Clare’s faculties seized upon the extraordinary words with quite unseemly relief.

Victrix’s mouth compressed. “The first body was buried a-pottersfeld, the second is at Chanselmorgue. Her name was Nickol, I am told. More I cannot speak upon here.”

How very odd. It galls her to request Miss Bannon’s services. Miss Bannon has not stepped forth on the Crown’s business for… quite a long while now, really. He had become accustomed to such a state of affairs, he supposed; Accustomed was a set of blinders where Logic and Reason were concerned. Just as befogging as Assumption and Comfort, and just as dangerous.

The tastes of bile and brandy commingled were not pleasant, and his head still ached abominably. But the storm seemed to have passed for the moment, and Clare had a rich vista of distracting new deduction before him to embark upon.

It would serve quite handily to push the distressing news, distressing events, firmly away.

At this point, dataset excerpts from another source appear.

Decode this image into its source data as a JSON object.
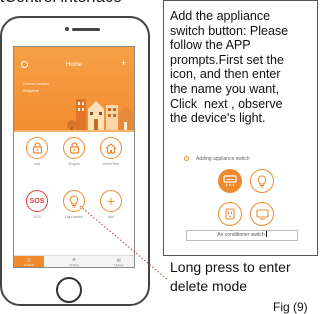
{
  "heading": "tControl interface",
  "phone": {
    "home": {
      "title": "Home",
      "location": "Current Location",
      "place": "Shapemi"
    },
    "tiles": [
      {
        "label": "lock",
        "icon": "padlock-icon"
      },
      {
        "label": "Shapes",
        "icon": "padlock-icon"
      },
      {
        "label": "Home Ree",
        "icon": "house-icon"
      },
      {
        "label": "SOS",
        "symbol": "SOS",
        "icon": "sos-icon"
      },
      {
        "label": "Light switch",
        "icon": "lightbulb-icon"
      },
      {
        "label": "Add",
        "symbol": "+",
        "icon": "plus-icon"
      }
    ],
    "tabs": [
      {
        "label": "Control",
        "icon": "control-icon"
      },
      {
        "label": "Setting",
        "icon": "setting-icon"
      },
      {
        "label": "History",
        "icon": "history-icon"
      }
    ],
    "accent": "#ee8a2e"
  },
  "panel": {
    "instructions": "Add the appliance\nswitch button: Please\nfollow the APP\nprompts.First set the\nicon, and then enter\nthe name you want,\nClick  next , observe\nthe device's light.",
    "adding_label": "Adding appliance switch",
    "appliance_icons": [
      "air-conditioner-icon",
      "lightbulb-icon",
      "socket-icon",
      "television-icon"
    ],
    "name_value": "Air conditioner switch"
  },
  "note": "Long press to enter\ndelete mode",
  "figure_label": "Fig (9)"
}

“Did you view the bodies yourself, Your Majesty?”

Miss Bannon… was that a flicker of a smile hiding behind her steely expression? Had he not been so thoroughly acquainted with her features, he most certainly would have missed it.

She was enjoying Victrix’s discomfiture, it seemed. Highly unusual. His estimation of the relationship between queen and the sorceress was incorrect. Perhaps said relationship had shifted by degrees, and he had missed it? For Miss Bannon did not speak upon the Queen much, if at all. Especially since the Red affair.

How very intriguing.

“We did, witchling.” Soft and cold. “And now you

shall. Do not fail Us.” The Queen rose on a whisper of black silk and colourless anger, and Clare scrambled to his feet. Neither woman acknowledged him. Victrix stalked through the drawing-room door, which opened itself silently to accommodate her passage. Miss Bannon’s fingers did not twitch, but Clare was suddenly very sure that she had invisibly caused the door to swing itself wide. Mikal slid through after the Queen’s black-skirted, sailing bulk.

The sound of the front door, shut with a thunderous snap, was a whip’s cracking over a clockhorse’s heaving back.

Miss Bannon turned to the mentath, and she wore a most peculiar smile. Tight and unamused, her dark eyes wide and sparkling, colour rising in her soft cheeks.

He downed the remainder of his brandy in one fell gulp, and grimaced. Medicinal it might have been, but it mixed afresh with the bile to remind him that he was not quite himself at the moment.

That is ridiculous. Who else would you be?

“Emma.” He wet his lips, swallowed harshly. “I am sorry. I should thank you for your pains, and apologise for my behaviour.”